The totals include non-profit organizations, for which data was not broken out separately. Household worth has increased every year since reaching its most recent low of $56.418 trillion back in 2008 during the depth of the Great Recession.
Total assets grew from $109.571 trillion in the first quarter of 2017 to $111.415 trillion in the second quarter. Meanwhile, total liabilities increased from $15.073 trillion to $15.219 trillion during that time. Household indebtedness grew as well, increasing at an annual rate of 3.7 percent in the second quarter of 2017. “Consumer credit grew at an annual rate of 4.6 percent, while mortgage debt (excluding charge-offs) grew at a 2.8 percent annual rate,” the Fed report noted.
Much, if not all, of the gain in household wealth, can be attributed to the unprecedented amount of central bank intervention in the US economy, most notably through the Fed’s quantitative easing programs. Since the central bank first began its attempts to bolster and re-inflate the economy, the Fed’s balance sheet went from less than $1 trillion to roughly $4.5 trillion today.
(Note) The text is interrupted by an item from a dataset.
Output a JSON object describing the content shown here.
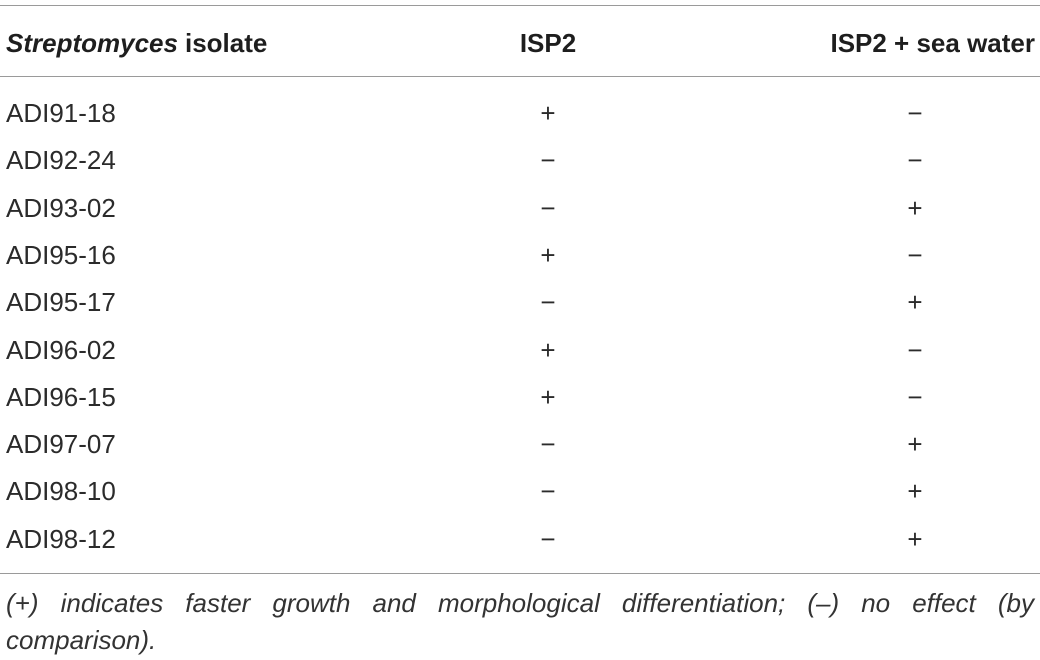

A large chunk of that support, approximately $2.2 trillion as of August, still sits in US banks in the form of excess reserves, accruing interest from the Fed.
If the Fed allows its entire portfolio to enter the economy, which is admittedly unlikely for a number of reasons, that $4.5 trillion theoretically could end up inflating the money supply by $45 trillion, thanks to the black magic of fractional reserve banking. That, in turn, would correspondingly crank up inflation in the US economy.